Eine ähnliche Mentalität zeigen Bob Fingerman und Dave Cooper, die Wonder Woman mal mit ihren Freundinnen zum Einkaufsbummel schicken, nur um festzustellen, daß zwei der spindeldürren Möchtegern-Supermodel-Tussis, die einem solch einen Nachmittag stets zu versauen gedenken, gemeinsam mit Außerirdischen die neuesten Bademoden stehlen wollen.

Ebenfalls eher "down-to-earth" sind die zwei Stories von Ariel Bordeaux und Ellen Forney und die Mission, auf die Mark Crilley und Andi Watson das "Atom" schicken, während die Kamandi-Geschichte von Nick Bertozzi und Tom Hart vor allem den skurrilen Stil der beiden Künstler demonstrieren, die Zwietracht zwischen den Tieren (insbesondere zwischen Giraffen und Löwen) säen.

Wirklich um die Ecke gedacht hat Chris Duffy von Nickelodeon, der die "Afterthoughts" einer Green Lantern (ein grüner Boxhandschuh, einige Murmeln und ein Seil) auf die Suche nach dem Sinn des Lebens und ihrer ganz besonderen Existenz schickt. Wunderbar illustriert wird diese Episode von Craig Thompson ("Goodbye, Chunky Rice") und auch die Kolorierung von Lee Loughridge ist bemerkenswert.

Duffy hat immerhin auch die fast ein Drittel des Buchs einnehmende Rahmenhandlung ersonnen, bei der Zeichner Stephen DeStefano ("Instant Piano", "’Mazing Man" dem Leser auch einige graphische Höhepunkte beschert.

Der bereits erwähnte Bob Fingerman gehört auch zu den glücklicherweise zweifach vertretenen Künstlern, denn seine Illustrationen zu einer von Sam Henderson geschriebenen Geschichte namens "Super-Pets" gehören auch zu den Momenten dieses Buches, die man nicht so schnell vergisst.

Und um bei diesem Besprechungs-Rundumschlag zu guter letzt die beiden bekanntesten DC-Superhelden ins Spiel zu bringen, sei noch die von Paul Pope erdachte und meinem besonderen Liebling Jay Stephens gezeichnete Geschichte "Inside the Batcave" erwähnt.
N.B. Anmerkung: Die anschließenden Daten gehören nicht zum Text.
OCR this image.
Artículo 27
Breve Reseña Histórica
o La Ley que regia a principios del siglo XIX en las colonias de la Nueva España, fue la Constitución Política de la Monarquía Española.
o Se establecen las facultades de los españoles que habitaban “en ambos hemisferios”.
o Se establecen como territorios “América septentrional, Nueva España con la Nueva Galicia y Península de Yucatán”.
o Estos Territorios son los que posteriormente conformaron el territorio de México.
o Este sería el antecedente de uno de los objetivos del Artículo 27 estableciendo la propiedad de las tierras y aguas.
Es dürfte offensichtlich sein, daß meine Begeisterung für die "Bizarro Comics" kaum zu zügeln ist, ich könnte noch mehrere Seiten mit Bildmaterial und Kurzbeschreibungen füllen, aber am besten ist es, ihr kauft euch diesen Wälzer selbst, es dürfte euch schwerfallen, zehn 24-Seiten-Comic zu je zwei Dollar zu finden, die es mit dieser Qualität aufnehmen können.